Big Chicas Don't Cry

Big Chicas Don't Cry

Annette Chavez Macias



Chapter One


ERICA


Fifteen Years Earlier

“I’m running away.”

I stopped flipping through the CD cases and glanced over at my cousin Mari.

“Yeah, okay. Don’t forget to write.” I turned to look at my other cousins, Gracie and Selena, and the three of us rolled our eyes and snickered.

We were sitting in a circle underneath the big lemon tree in our grandparents’ backyard, passing around the saltshaker and eating the lemons we’d picked off the ground. The tree’s full branches hung low and shaded us from the hot July sun as we looked for something to listen to on our abuelo’s old CD player.

Mari sighed loudly and stood up. “I’m serious, you guys,” she insisted as she brushed grass off the back of her denim shorts. “I’m going to leave tomorrow, or maybe even tonight.”

We ignored her because we knew better. Mari was a mentirosa and a major drama queen. She threatened to run away as often as I called my younger brother a pinche cabrón behind my parents’ backs.

And that was a lot.

“Whatever you say, Ma-ri-sol,” I answered, exaggerating the roll of the r in her full name because I knew it irritated her.

“How about Kelly Clarkson?” Gracie asked, oblivious to Mari’s death stare.

“Nah. Erica, where’s your Green Day?” asked Selena, who had now gone from eating a lemon to rubbing one back and forth across her right knee. She’d already explained to us last week that she’d read in one of her fashion magazines that the acid in lemons lightened up dark skin. She had also started squeezing lemon juice onto her wavy brown hair while lying out in the sun since my tía refused to take her to my mom’s salon to get highlights.

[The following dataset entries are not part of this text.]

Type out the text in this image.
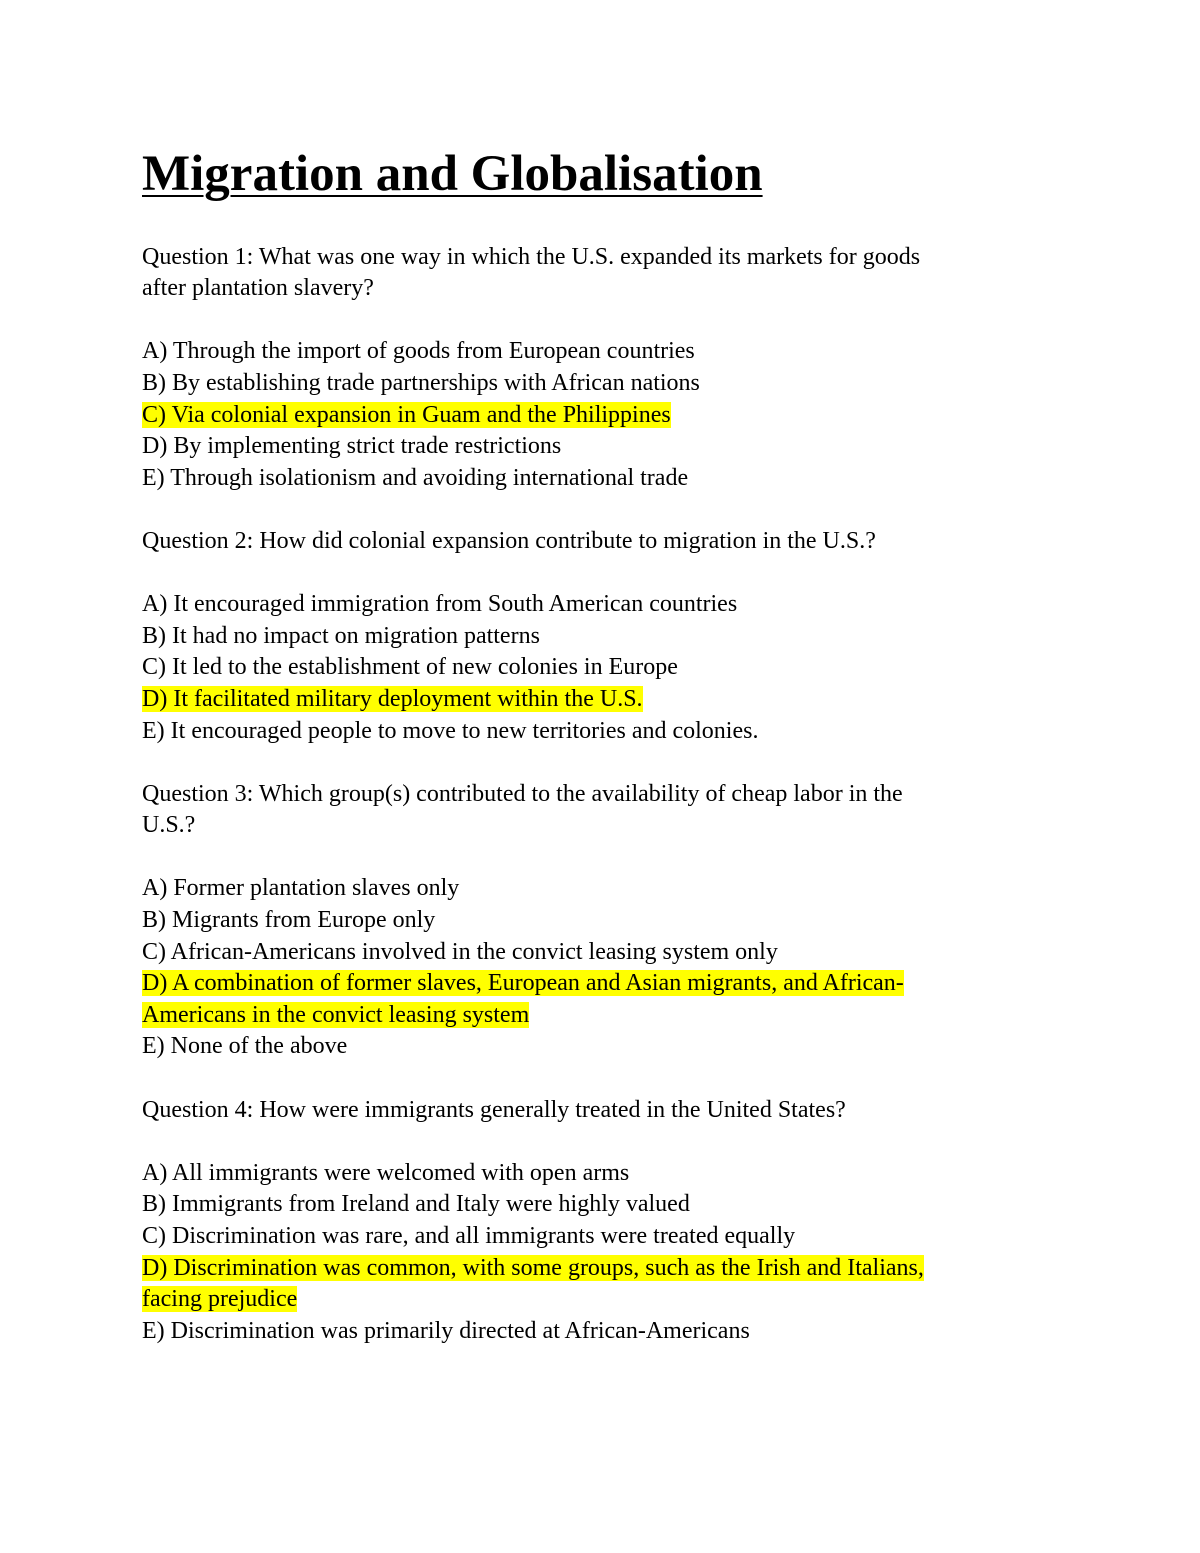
Migration and Globalisation
Question 1: What was one way in which the U.S. expanded its markets for goods
after plantation slavery?
A) Through the import of goods from European countries
B) By establishing trade partnerships with African nations
C) Via colonial expansion in Guam and the Philippines
D) By implementing strict trade restrictions
E) Through isolationism and avoiding international trade
Question 2: How did colonial expansion contribute to migration in the U.S.?
A) It encouraged immigration from South American countries
B) It had no impact on migration patterns
C) It led to the establishment of new colonies in Europe
D) It facilitated military deployment within the U.S.
E) It encouraged people to move to new territories and colonies.
Question 3: Which group(s) contributed to the availability of cheap labor in the
U.S.?
A) Former plantation slaves only
B) Migrants from Europe only
C) African-Americans involved in the convict leasing system only
D) A combination of former slaves, European and Asian migrants, and African-
Americans in the convict leasing system
E) None of the above
Question 4: How were immigrants generally treated in the United States?
A) All immigrants were welcomed with open arms
B) Immigrants from Ireland and Italy were highly valued
C) Discrimination was rare, and all immigrants were treated equally
D) Discrimination was common, with some groups, such as the Irish and Italians,
facing prejudice
E) Discrimination was primarily directed at African-Americans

Gracie’s chubby face scrunched up at her sister. “Selena, you know I don’t like them. How about Mariah Carey?”

“My parents are getting a divorce!”

Mari’s scream shut us up. This time we all looked up at her. Her greenish eyes brimmed with tears, and her bottom lip trembled. “My mom is moving to Whittier, and I don’t want to go with her. So I’m going to run away.”

Then she let out the most awful cry and crumpled to the ground. She slapped her hand over her mouth as if to stop the torrent of sobs and gulps that now filled the afternoon air around us. But we could still hear her pain. Feel it even.

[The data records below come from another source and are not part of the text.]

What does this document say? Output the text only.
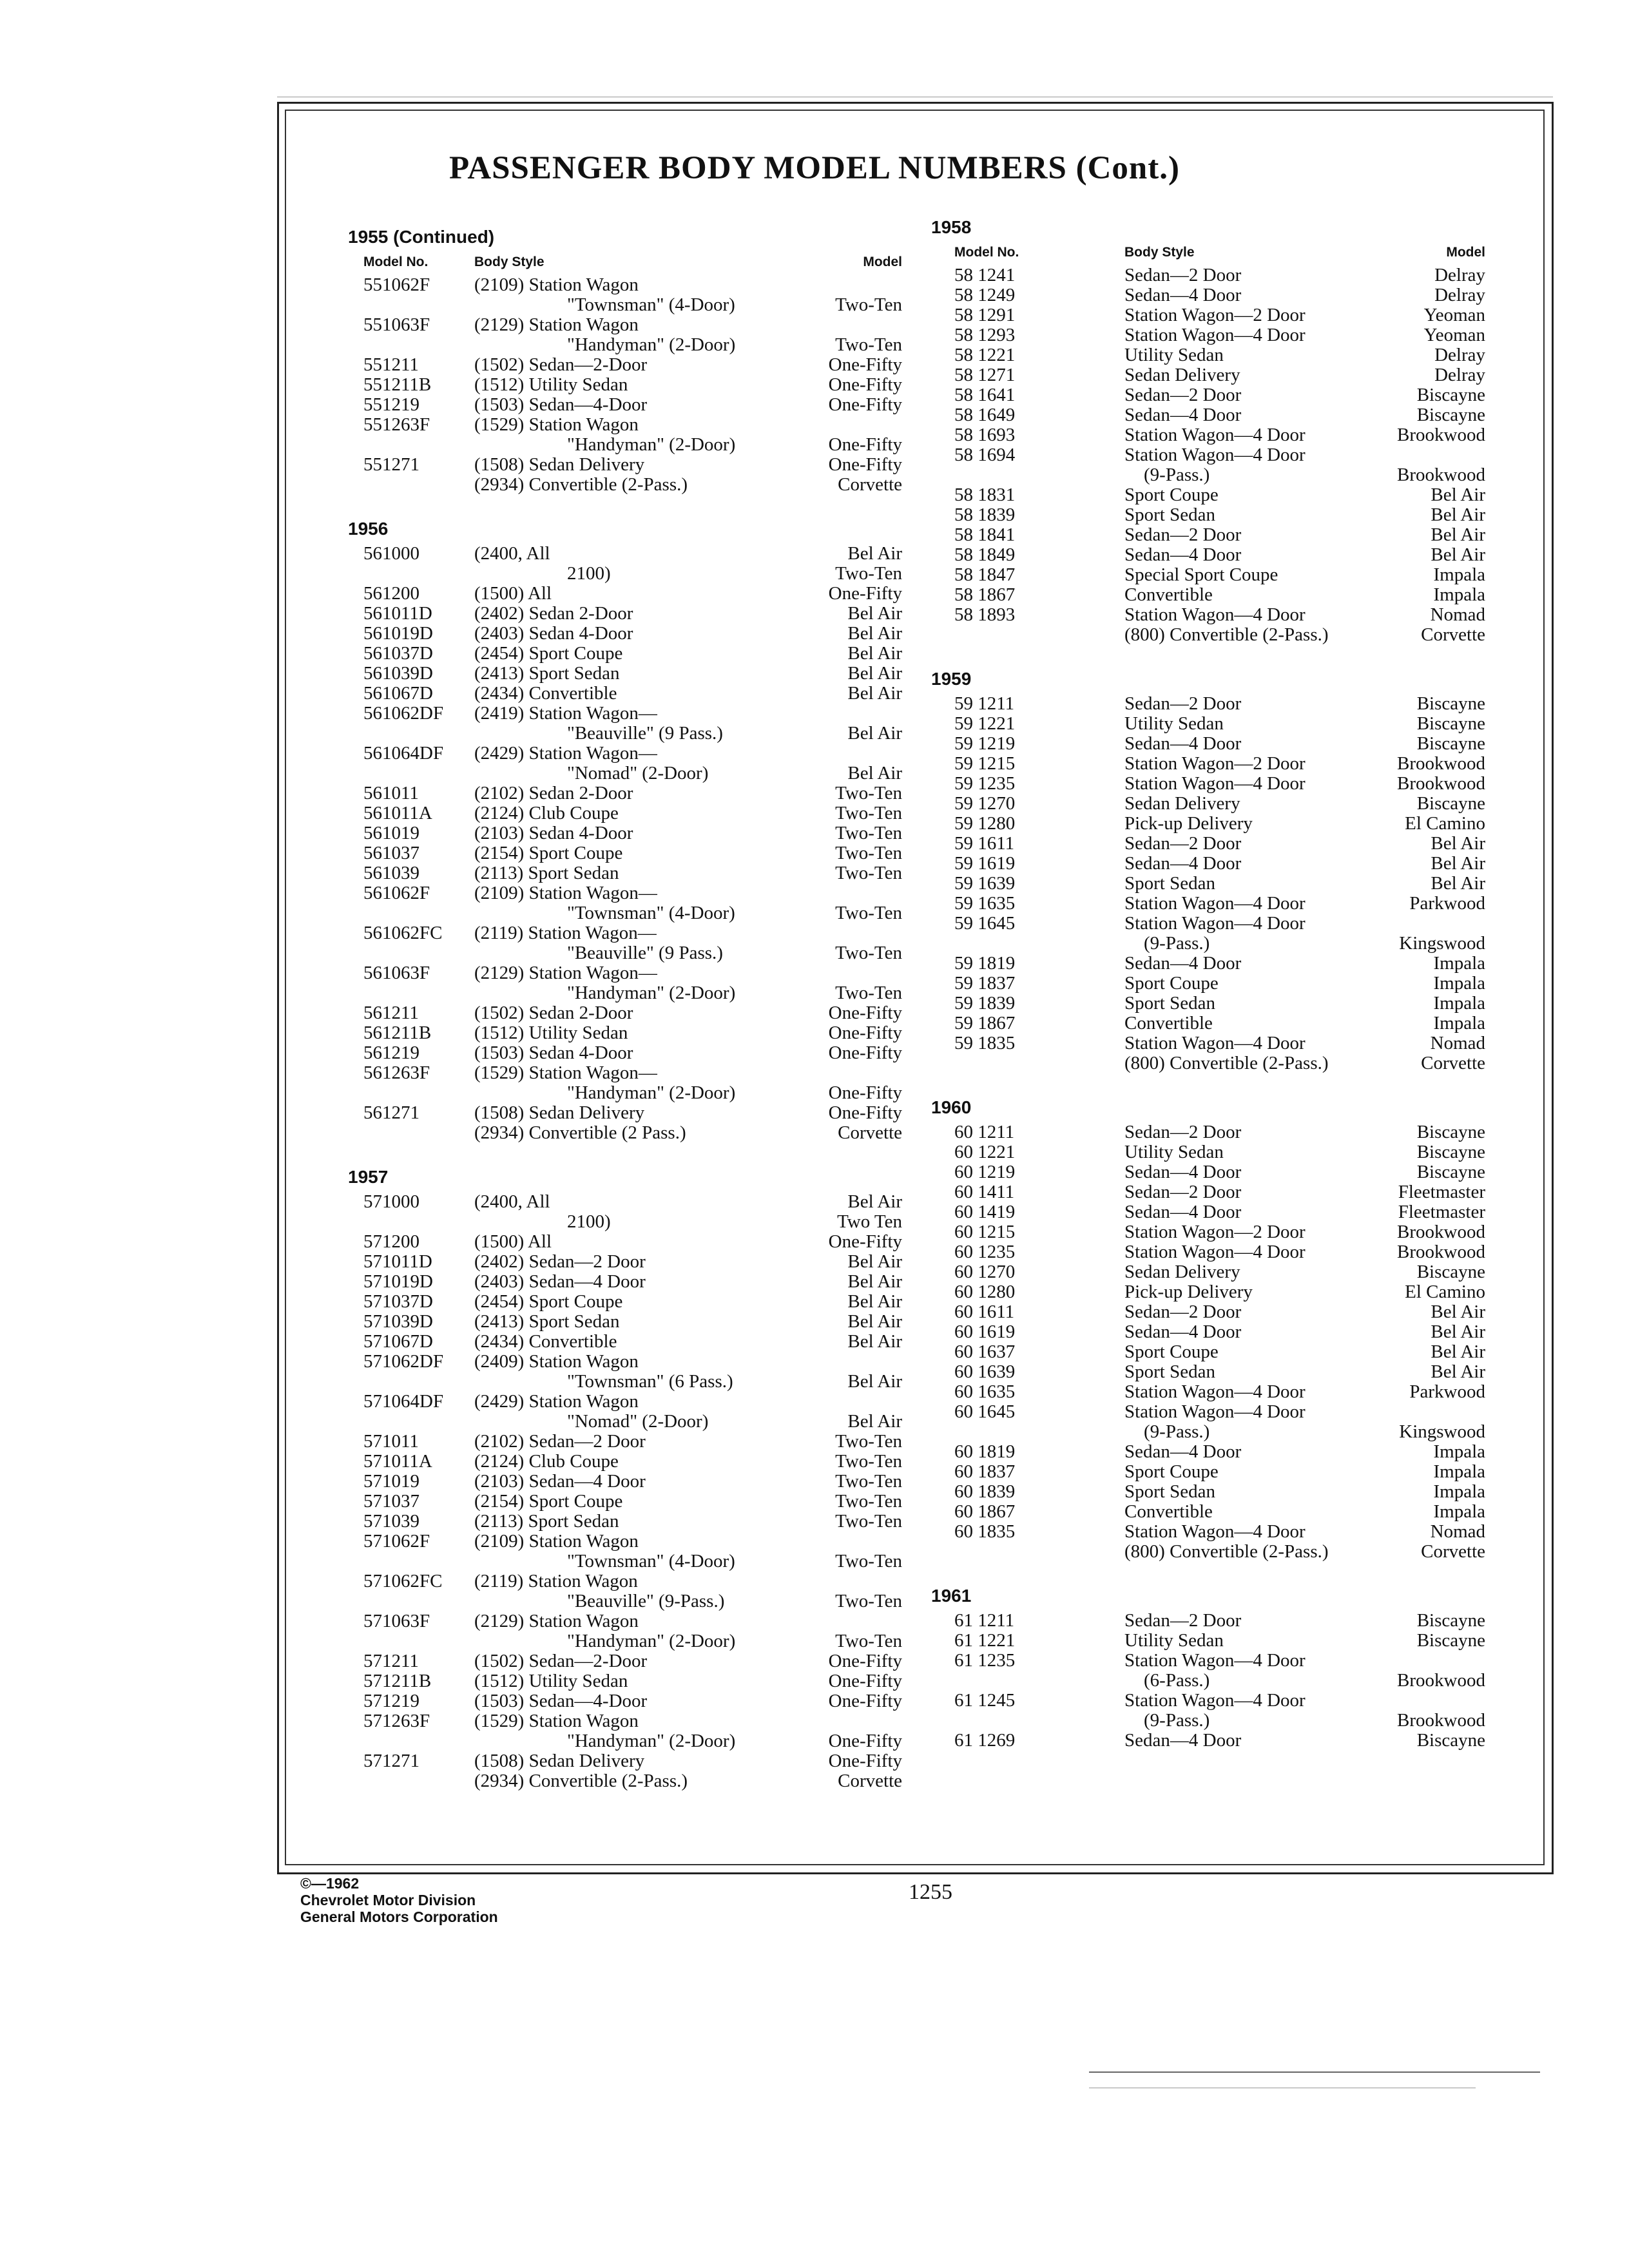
PASSENGER BODY MODEL NUMBERS (Cont.)
1955 (Continued)
Model No.	Body Style	Model
551062F (2109) Station Wagon
"Townsman" (4-Door)	Two-Ten
551063F (2129) Station Wagon
"Handyman" (2-Door)	Two-Ten
551211	(1502) Sedan—2-Door	One-Fifty
551211B (1512) Utility Sedan	One-Fifty
551219	(1503) Sedan—4-Door	One-Fifty
551263F (1529) Station Wagon
"Handyman" (2-Door)	One-Fifty
551271	(1508) Sedan Delivery	One-Fifty
(2934) Convertible (2-Pass.)	Corvette
1956
561000	(2400, All	Bel Air
2100)	Two-Ten
561200	(1500) All	One-Fifty
561011D (2402) Sedan 2-Door	Bel Air
561019D (2403) Sedan 4-Door	Bel Air
561037D (2454) Sport Coupe	Bel Air
561039D (2413) Sport Sedan	Bel Air
561067D (2434) Convertible	Bel Air
561062DF (2419) Station Wagon—
"Beauville" (9 Pass.)	Bel Air
561064DF (2429) Station Wagon—
"Nomad" (2-Door)	Bel Air
561011	(2102) Sedan 2-Door	Two-Ten
561011A (2124) Club Coupe	Two-Ten
561019	(2103) Sedan 4-Door	Two-Ten
561037	(2154) Sport Coupe	Two-Ten
561039	(2113) Sport Sedan	Two-Ten
561062F (2109) Station Wagon—
"Townsman" (4-Door)	Two-Ten
561062FC (2119) Station Wagon—
"Beauville" (9 Pass.)	Two-Ten
561063F (2129) Station Wagon—
"Handyman" (2-Door)	Two-Ten
561211	(1502) Sedan 2-Door	One-Fifty
561211B (1512) Utility Sedan	One-Fifty
561219	(1503) Sedan 4-Door	One-Fifty
561263F (1529) Station Wagon—
"Handyman" (2-Door)	One-Fifty
561271	(1508) Sedan Delivery	One-Fifty
(2934) Convertible (2 Pass.)	Corvette
1957
571000	(2400, All	Bel Air
2100)	Two Ten
571200	(1500) All	One-Fifty
571011D (2402) Sedan—2 Door	Bel Air
571019D (2403) Sedan—4 Door	Bel Air
571037D (2454) Sport Coupe	Bel Air
571039D (2413) Sport Sedan	Bel Air
571067D (2434) Convertible	Bel Air
571062DF (2409) Station Wagon
"Townsman" (6 Pass.)	Bel Air
571064DF (2429) Station Wagon
"Nomad" (2-Door)	Bel Air
571011	(2102) Sedan—2 Door	Two-Ten
571011A (2124) Club Coupe	Two-Ten
571019	(2103) Sedan—4 Door	Two-Ten
571037	(2154) Sport Coupe	Two-Ten
571039	(2113) Sport Sedan	Two-Ten
571062F (2109) Station Wagon
"Townsman" (4-Door)	Two-Ten
571062FC (2119) Station Wagon
"Beauville" (9-Pass.)	Two-Ten
571063F (2129) Station Wagon
"Handyman" (2-Door)	Two-Ten
571211	(1502) Sedan—2-Door	One-Fifty
571211B (1512) Utility Sedan	One-Fifty
571219	(1503) Sedan—4-Door	One-Fifty
571263F (1529) Station Wagon
"Handyman" (2-Door)	One-Fifty
571271	(1508) Sedan Delivery	One-Fifty
(2934) Convertible (2-Pass.)	Corvette
1958
Model No.	Body Style	Model
58 1241	Sedan—2 Door	Delray
58 1249	Sedan—4 Door	Delray
58 1291	Station Wagon—2 Door	Yeoman
58 1293	Station Wagon—4 Door	Yeoman
58 1221	Utility Sedan	Delray
58 1271	Sedan Delivery	Delray
58 1641	Sedan—2 Door	Biscayne
58 1649	Sedan—4 Door	Biscayne
58 1693	Station Wagon—4 Door	Brookwood
58 1694	Station Wagon—4 Door
(9-Pass.)	Brookwood
58 1831	Sport Coupe	Bel Air
58 1839	Sport Sedan	Bel Air
58 1841	Sedan—2 Door	Bel Air
58 1849	Sedan—4 Door	Bel Air
58 1847	Special Sport Coupe	Impala
58 1867	Convertible	Impala
58 1893	Station Wagon—4 Door	Nomad
(800) Convertible (2-Pass.)	Corvette
1959
59 1211	Sedan—2 Door	Biscayne
59 1221	Utility Sedan	Biscayne
59 1219	Sedan—4 Door	Biscayne
59 1215	Station Wagon—2 Door	Brookwood
59 1235	Station Wagon—4 Door	Brookwood
59 1270	Sedan Delivery	Biscayne
59 1280	Pick-up Delivery	El Camino
59 1611	Sedan—2 Door	Bel Air
59 1619	Sedan—4 Door	Bel Air
59 1639	Sport Sedan	Bel Air
59 1635	Station Wagon—4 Door	Parkwood
59 1645	Station Wagon—4 Door
(9-Pass.)	Kingswood
59 1819	Sedan—4 Door	Impala
59 1837	Sport Coupe	Impala
59 1839	Sport Sedan	Impala
59 1867	Convertible	Impala
59 1835	Station Wagon—4 Door	Nomad
(800) Convertible (2-Pass.)	Corvette
1960
60 1211	Sedan—2 Door	Biscayne
60 1221	Utility Sedan	Biscayne
60 1219	Sedan—4 Door	Biscayne
60 1411	Sedan—2 Door	Fleetmaster
60 1419	Sedan—4 Door	Fleetmaster
60 1215	Station Wagon—2 Door	Brookwood
60 1235	Station Wagon—4 Door	Brookwood
60 1270	Sedan Delivery	Biscayne
60 1280	Pick-up Delivery	El Camino
60 1611	Sedan—2 Door	Bel Air
60 1619	Sedan—4 Door	Bel Air
60 1637	Sport Coupe	Bel Air
60 1639	Sport Sedan	Bel Air
60 1635	Station Wagon—4 Door	Parkwood
60 1645	Station Wagon—4 Door
(9-Pass.)	Kingswood
60 1819	Sedan—4 Door	Impala
60 1837	Sport Coupe	Impala
60 1839	Sport Sedan	Impala
60 1867	Convertible	Impala
60 1835	Station Wagon—4 Door	Nomad
(800) Convertible (2-Pass.)	Corvette
1961
61 1211	Sedan—2 Door	Biscayne
61 1221	Utility Sedan	Biscayne
61 1235	Station Wagon—4 Door
(6-Pass.)	Brookwood
61 1245	Station Wagon—4 Door
(9-Pass.)	Brookwood
61 1269	Sedan—4 Door	Biscayne
©—1962
Chevrolet Motor Division
General Motors Corporation
1255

Pure sadness made my heart quicken in anxious beats, and my mouth went dry.

Gracie scrambled over to her and cradled her in her arms as she tried to soothe her crying with soft words. Selena went to her, too, and brushed Mari’s golden-brown bangs away and gently bent down to kiss her forehead.

The highlights that Selena searched for in the drops of lemon juice came naturally to Mari. She was also blessed with a perfectly flat stomach—the kind Gracie might have had, too, if she didn’t eat so much pan dulce. And the big chiches I kept praying would magically appear on my chest one morning had set up shop on Mari’s instead.

We all had our reasons to be a little jealous of Mari. But I knew none of us wanted to be her at that moment.

“What happened?” It was all I could think of to say.

Gracie let Mari go so she could sit up and wipe her face. In between hiccups, she told us everything.

Mari’s dad had lost his job a few months ago, and that had triggered all sorts of problems between her parents. The fights were always the same—Mari’s dad yelled at her mom for spending too much, and her mom yelled at her dad for drinking too much.

“They sat me down last night and told me. My dad is going to move in here with Abuela and Abuelo, and I have to go live with my mom in Whittier—wherever the hell that is!”

All of us had lived in the same city since we were born. I could walk to Mari’s apartment if I really wanted to (I never did, but in my defense, I never walked anywhere). And something told me Whittier was a lot farther than that.

“What about the rest of our summer?” Selena cried. “Remember, we were going to make up more dance routines and go see that new road trip movie. Why can’t you live here with your dad? That way we’d see you every day like always.”

Mari shook her head and started wailing again. “I don’t know. I asked my dad if I could live with him, and he just told me I had to go with my mom. Maybe he doesn’t want me?”

“There, there,” Gracie whispered as she patted Mari on her shoulder. At fourteen, Gracie liked to think she knew better than the rest of us.

She didn’t.

“I’m sure your dad wants you to live with him,” Gracie soothed. “But you’re a girl. You need your mom. Remember how he freaked out when you started your period?”

Even though we were all still very sad, I knew I wasn’t the only one smiling at that memory. Tío Ricardo had walked into Mari’s room to wake her up for school that morning. But then he ran right out, yelling at Tía Vangie to call 911 because he thought someone had attacked Mari in the middle of the night and left her to bleed to death in her own bed.

A tiny snicker escaped from Selena. But Gracie shot her a look that shut her up fast. She told Mari that everything would go back to normal once her dad started working again. But Mari wasn’t convinced.

An amazing idea popped into my head, and I stood up to announce it. “Mari, if you want to run away, then we’ll all run away with you,” I declared.